Every small cap investor has run the ruler over a stock and asked ‘why is this explorer such a bargain? What’s wrong with it?’.

There are many reasons why a company’s share price may be improperly priced in the market relative to competitors, says experienced Far East Capital analyst Warwick Grigor. Here are two of them.

 

LACK OF EFFECTIVE LEADERSHIP

There are many examples of small companies with projects that look good on a spreadsheet, but they hang around for many years without going anywhere, Grigor says.

“Often the biggest roadblocks for these companies are lack of effective leadership or lack of credibility and therefore lack of confidence in the future,” he says.

“We saw with Venturex how this can change overnight.”

For years VXR had struggled to get its Sulphur Spring copper-zinc project up and running.

Then, last year, ex Northern Star (ASX:NST) boss Bill Beament joined the board of VRX – now DEVELOP Global (ASX:DVP) – after cornerstoning a big $58m funding package to advance its Sulphur Springs copper-zinc project towards production.

DVP would also be a bespoke mining services company, he said, focused on underground mining and decarbonisation.

It is now building Bellevue Gold’s (ASX:BGL) 200kozpa mine which will be one of the highest-grade mines in Australia and “the lowest GHG emitting on a per ounce basis”, DVP says.

The stock is up 375% since Beament joined the team.

 

LACK OF PROMOTION

With over 650 mining and exploration stocks on the ASX, there is intense competition to attract buyers. Effective promotion is very important.

“You can judge how effective the promotion is by the number of punters talking the stock up and the performance of the share price,” Grigor says.

It helps if the projects have technical merit, but even good promotion can overcome weakness on this criterion, up to a point, Grigor says.

“There are many examples of companies that perform well in the market on projects that are essentially rubbish,” he says.

“As an analyst I look for companies and projects of merit that have been mispriced in the market, whereas I look for good promotion when I am wearing my traders’ hat.”

Celsius Resources (ASX:CLA) has both, he says – a project of merit coupled with not-so-great promotion.

CLA’s main game is the monster MCB copper-gold project in the Philippines.

A Scoping Study for the project announced December 2021 eyed the development of an 22,000tpa copper, 27,000ozpa gold copper-gold operation with a 25-year mine life.

Highlights from the Scoping Study includes a Post-tax NPV (8%) of US$464m and IRR of 35%, assuming a copper price of US$4.00/lb and gold price of US$1,695/oz.

Initial capital expenditure was estimated to be US$253m with a payback period of ~2.7 years.

“What I really like about Celsius is its very low market capitalisation of only $20m notwithstanding it has a large project with sound economics that could support a mine life of > 50 years,” Grigor says.

“Everyone is telling us that we need a dramatic increase in the supply of copper to meet the challenge of alternative energy.
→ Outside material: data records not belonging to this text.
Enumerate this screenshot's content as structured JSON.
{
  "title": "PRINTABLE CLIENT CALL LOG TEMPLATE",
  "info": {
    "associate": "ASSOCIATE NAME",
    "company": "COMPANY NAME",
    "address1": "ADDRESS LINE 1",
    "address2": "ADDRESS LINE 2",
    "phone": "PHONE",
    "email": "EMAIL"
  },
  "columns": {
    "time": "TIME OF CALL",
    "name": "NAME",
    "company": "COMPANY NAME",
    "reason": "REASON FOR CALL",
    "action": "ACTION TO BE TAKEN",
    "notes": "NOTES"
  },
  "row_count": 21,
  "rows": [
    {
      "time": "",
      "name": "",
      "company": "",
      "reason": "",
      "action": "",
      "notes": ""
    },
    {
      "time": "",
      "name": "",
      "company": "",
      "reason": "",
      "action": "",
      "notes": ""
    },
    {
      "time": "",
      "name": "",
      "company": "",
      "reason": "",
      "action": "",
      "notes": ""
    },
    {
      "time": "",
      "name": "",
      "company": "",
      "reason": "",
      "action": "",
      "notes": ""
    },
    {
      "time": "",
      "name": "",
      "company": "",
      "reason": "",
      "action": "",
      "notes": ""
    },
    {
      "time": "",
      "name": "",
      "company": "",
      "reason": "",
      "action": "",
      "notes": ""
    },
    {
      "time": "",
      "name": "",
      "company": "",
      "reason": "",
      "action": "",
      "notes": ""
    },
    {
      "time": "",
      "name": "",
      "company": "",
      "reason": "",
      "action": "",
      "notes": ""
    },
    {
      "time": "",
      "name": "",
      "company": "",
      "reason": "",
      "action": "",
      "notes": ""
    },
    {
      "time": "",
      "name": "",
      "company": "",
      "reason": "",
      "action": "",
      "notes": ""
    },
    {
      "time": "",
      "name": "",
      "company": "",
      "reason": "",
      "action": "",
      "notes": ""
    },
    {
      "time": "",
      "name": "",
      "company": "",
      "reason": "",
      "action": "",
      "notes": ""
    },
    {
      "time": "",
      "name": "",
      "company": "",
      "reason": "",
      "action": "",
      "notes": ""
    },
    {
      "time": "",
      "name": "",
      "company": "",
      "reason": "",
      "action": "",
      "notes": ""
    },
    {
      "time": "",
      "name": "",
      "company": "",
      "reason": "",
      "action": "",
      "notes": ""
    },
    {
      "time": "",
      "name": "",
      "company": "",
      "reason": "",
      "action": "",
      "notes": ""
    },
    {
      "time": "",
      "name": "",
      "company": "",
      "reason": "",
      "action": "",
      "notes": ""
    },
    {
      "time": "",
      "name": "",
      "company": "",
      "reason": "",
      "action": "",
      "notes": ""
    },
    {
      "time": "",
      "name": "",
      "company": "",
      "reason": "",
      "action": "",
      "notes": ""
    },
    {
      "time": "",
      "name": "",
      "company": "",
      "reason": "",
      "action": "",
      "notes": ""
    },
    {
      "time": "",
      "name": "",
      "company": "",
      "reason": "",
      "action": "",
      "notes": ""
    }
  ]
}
This project is exactly what the copper world needs now.”

It is an institutional-sized project in a penny dreadful shell, Grigor says. The company needs to start promoting itself as an institutional stock in waiting.

“You can assume that management will work hard to remedy the under-pricing of the stock with a campaign to communicate the merits of MCB,” he says.

“It will take time to get the message across, so it is likely to be a process rather than an instant re-rating, but the ball has started rolling.”